Chief Compliance Officers have to recognize one immutable fact – if a company does not make money, compliance does not matter. I know this is hard to fathom, but a company’s purpose is to make money. The issue boils down to an important question – how does the company want to make money?
CCOs cannot sit back and say “yes” to this strategy and “no” to that strategy based on high-and-mighty compliance principles. Instead, they have to act in recognition of the importance of profits and profitability. What does that mean?
CCOs have to foster and promote the importance of ethics and compliance to the revenue-generating (or cost-cutting) functions of the company. CCOs add value to a company when they sit down as a member of a business team and work together to make business decisions. As a member of the C-Suite (hopefully), a CCO has a unique vantage point – they attend important senior staff meetings and they are familiar with the company’s vision for growth and competition. CCOs build compliance systems that cut across all of the company’s functions. They have access to large amounts of information about various aspects of the company’s operations. CCOs can use such information to develop relationships with business managers.
For example, CCOs are uniquely situated to understand the composition of third parties in various regions. They can assist regional business managers with important information gained during the due diligence screening, renewal and monitoring functions. They should inform senior management of the information they collect through the monitoring and auditing process, most of which may relate to ethics and compliance issues but some of which may relate to business activity – e.g. third-party revenues, employees, significant customers.

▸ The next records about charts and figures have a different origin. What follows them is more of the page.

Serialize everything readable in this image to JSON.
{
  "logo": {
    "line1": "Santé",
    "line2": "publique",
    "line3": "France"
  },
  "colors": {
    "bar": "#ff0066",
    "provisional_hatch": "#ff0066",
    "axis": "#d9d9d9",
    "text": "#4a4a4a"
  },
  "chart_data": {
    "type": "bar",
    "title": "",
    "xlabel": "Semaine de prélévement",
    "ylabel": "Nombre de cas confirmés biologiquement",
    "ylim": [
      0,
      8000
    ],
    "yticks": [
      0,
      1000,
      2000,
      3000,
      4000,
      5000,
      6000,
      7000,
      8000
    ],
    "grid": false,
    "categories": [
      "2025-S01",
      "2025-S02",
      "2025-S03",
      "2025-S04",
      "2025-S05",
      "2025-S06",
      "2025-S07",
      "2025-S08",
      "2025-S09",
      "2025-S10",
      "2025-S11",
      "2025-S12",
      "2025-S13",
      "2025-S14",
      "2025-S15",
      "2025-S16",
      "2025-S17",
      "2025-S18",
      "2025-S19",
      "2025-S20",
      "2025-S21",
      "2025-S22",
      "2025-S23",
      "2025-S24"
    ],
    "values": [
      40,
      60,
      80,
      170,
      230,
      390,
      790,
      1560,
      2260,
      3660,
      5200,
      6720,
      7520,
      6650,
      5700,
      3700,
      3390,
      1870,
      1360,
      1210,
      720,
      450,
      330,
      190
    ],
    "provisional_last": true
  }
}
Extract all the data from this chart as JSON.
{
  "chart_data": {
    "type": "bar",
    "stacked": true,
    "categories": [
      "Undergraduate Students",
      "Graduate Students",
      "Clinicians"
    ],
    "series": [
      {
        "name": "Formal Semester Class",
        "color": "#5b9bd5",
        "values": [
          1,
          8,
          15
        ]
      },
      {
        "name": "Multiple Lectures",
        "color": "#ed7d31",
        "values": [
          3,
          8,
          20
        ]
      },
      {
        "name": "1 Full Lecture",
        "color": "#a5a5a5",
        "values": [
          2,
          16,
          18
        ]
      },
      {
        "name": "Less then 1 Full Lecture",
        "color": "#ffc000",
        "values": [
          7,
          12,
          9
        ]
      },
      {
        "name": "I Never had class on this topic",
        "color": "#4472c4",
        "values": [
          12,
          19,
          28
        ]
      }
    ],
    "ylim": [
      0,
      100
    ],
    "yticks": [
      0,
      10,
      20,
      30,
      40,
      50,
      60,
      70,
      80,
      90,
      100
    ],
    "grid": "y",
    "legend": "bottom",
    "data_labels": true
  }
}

CCOs cannot let major business decisions occur without some input from the ethics and compliance perspective. A company wants to enter the China market. They are considering organic growth versus an acquisition or joint venture partner. The CCO’s perspective on these alternatives is important. The CCO can address the steps needed to integrate a culture into the company’s existing culture. Further, the CCO can describe the marginal compliance costs (financial and personnel) needed to ensure compliance in China.
From a macro perspective, the CCO can provide important insights on other acquisitions or joint venture relationships, the challenges the company faced and the company’s strengths and weaknesses in expanding its business operations into new markets.
The CCO, however, cannot just sit back and pay homage to the almighty dollar – yes, financial considerations are always important, but long-term sustainability of a company’s profits depend on numerous factors, including the company’s ethical culture. The CCO has to preserve and protect the company’s culture and cannot watch it devolve into devotion to profits and nothing else.
It is a difficult balance; risk considerations can vary depending on the financial benefits from a specific strategy. A profitable move that includes high compliance risks may nonetheless be warranted for the overall sustainability of a company. A CCO’s challenge is to know when to play the compliance card and when to let the issue percolate.
The one thing we all know is that extreme opinions one way or the other – compliance always trumps profits or conversely profits always trump compliance – are a recipe for disaster. The trick is to draw lines when and where appropriate under the circumstances.